The road to the town of Bungoma is very quiet. At some point we cross the main road and railroad only to plunge into the wilderness again, this time the road heading towards Kakamega. We overcome some exhausting climbs, but also enjoy relaxing rides downhill. There are rivers down in the valleys, at this time of year I guess some of them would be suitable even for canoeing.
In the rural Western Kenya it is hard to find a place for an afternoon break to have beer. Finally we find village Nambacha and there we see the first bar from crossing the Ugandan-Kenyan border, already more than a hundred kilometers away. I think we made it to a local feast or something, because everyone is pretty much completely wasted, local dudes are sipping vodka, brandy, there is a music aloud and it is very hard to communicate with anyone. Yes, in the end, we manage to get a Tusker, Kenya’s flagship beer.
Tusker, the taste of Kenya
The meeting in Kenyan high school
We get to Kakamega. I buy a delicious pineapple and intend to find Shiseso, the village where an American girl lives.
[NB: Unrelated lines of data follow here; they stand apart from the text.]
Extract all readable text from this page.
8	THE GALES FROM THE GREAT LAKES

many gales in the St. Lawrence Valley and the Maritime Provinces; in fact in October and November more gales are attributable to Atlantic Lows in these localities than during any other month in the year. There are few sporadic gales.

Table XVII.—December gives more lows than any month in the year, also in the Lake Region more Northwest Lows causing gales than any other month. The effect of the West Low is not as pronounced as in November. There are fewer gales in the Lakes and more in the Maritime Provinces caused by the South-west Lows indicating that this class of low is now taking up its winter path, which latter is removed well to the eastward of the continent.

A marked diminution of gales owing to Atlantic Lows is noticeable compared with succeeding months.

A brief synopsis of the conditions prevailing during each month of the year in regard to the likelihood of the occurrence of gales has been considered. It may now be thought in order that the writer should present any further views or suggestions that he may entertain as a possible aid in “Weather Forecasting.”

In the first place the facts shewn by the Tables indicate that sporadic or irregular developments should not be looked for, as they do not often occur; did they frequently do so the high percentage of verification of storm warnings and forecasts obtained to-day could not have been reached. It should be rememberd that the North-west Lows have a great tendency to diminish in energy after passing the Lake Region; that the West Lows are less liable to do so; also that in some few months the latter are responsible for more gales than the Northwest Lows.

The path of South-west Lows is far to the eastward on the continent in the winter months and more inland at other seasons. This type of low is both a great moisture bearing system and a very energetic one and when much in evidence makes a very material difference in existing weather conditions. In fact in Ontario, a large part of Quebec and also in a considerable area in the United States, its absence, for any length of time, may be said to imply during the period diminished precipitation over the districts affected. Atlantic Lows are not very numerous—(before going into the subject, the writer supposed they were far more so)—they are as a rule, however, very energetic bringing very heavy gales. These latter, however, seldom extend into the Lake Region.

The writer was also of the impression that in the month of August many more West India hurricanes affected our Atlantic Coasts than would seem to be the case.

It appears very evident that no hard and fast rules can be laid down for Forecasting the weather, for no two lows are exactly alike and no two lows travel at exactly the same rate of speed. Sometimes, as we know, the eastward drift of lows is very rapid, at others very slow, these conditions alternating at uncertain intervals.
Unfortunately, no one knows the way to this tiny place. In the end, there is a trustworthy elderly women, claiming that she knows the area. The road is so complicated and none of the bicycle taxi drivers is able to record all the turns and small passageways so ultimately we convinced one of the young cyclists to take the lady onto his bike trunk to have as our guide and moving GPS in front of us. This is a stretch of about 7 km and we made it after sunset, just before nightfall.
GPS on wheels
Madeline’s hut in Shiseso
Madeline Boyd works as a teacher of physics and chemistry in Shiduha Secondary School in Shiseso under the program found by the Peace Corps, an American organization. She is a smiling, full of energy, blue-eyed blonde from Oregon. In addition to the standard classes, Madeline also conducts weekly Guidiance and Counselling, which focuses on talking about practical life issues with teenagers.
Shiduha Primary School’s kids
Taking Madeline’s suggestion, together with Signe we become special guests at one of these meetings to answer student’s questions from the perspective of our countries, as well as some individually directed questions. Among them there are some quite thoughtful (i.e. whether in our countries one can see women in leading government positions) and more due to natural curiosity (for example, why I have such a long beard, what do Europeans eat for breakfast, what do they do when temperatures fall below zero and so on).
Guidiance and Counselling, Shiduha Secondary School
After classes Madelin offers us her own home-made ginger beer and in the evening we go for a short trip to the village Khayaga hiring bike taxi piki-piki.
Pimp my bike
Unfortunately we need to carry on and leave this remote place. After a few kilometers the gravel road ends. In the village at a marketplace I notice a machete seller’s stand. I take a quick look and take one of these in my hand. He recommends this one saying, “you can use this to cut down a big tree”, but after a short discussion he recommends another type which can cut “even bigger tree”.
The road which seems to be busy turns out to be unfrequented by cars. Landscape turns bright green, the hills are filled with vast tea plantations to the horizon. There are plenty sharp climbs and downhill parts letting our bikes with two loaded side bags to accelerate to speeds exceeding 60 kilometers per hour.
Tea plantations on the horizon
Unilever Tea plantation
At one point we see a huge valley and vaguely visible on the horizon mountain ranges. These are Nadi Escrapment and Mau Escrapment, tectonics formations tens of kilometers wide which we realize we will have to deal with in short future.
We decide that large cities such as Kisumu, are best just to avoid and get around. That’s why just before the Winam Gulf at Lake Victoria, we turn left and continue along the dusty, gravel road cutting right through sugar cane plantations.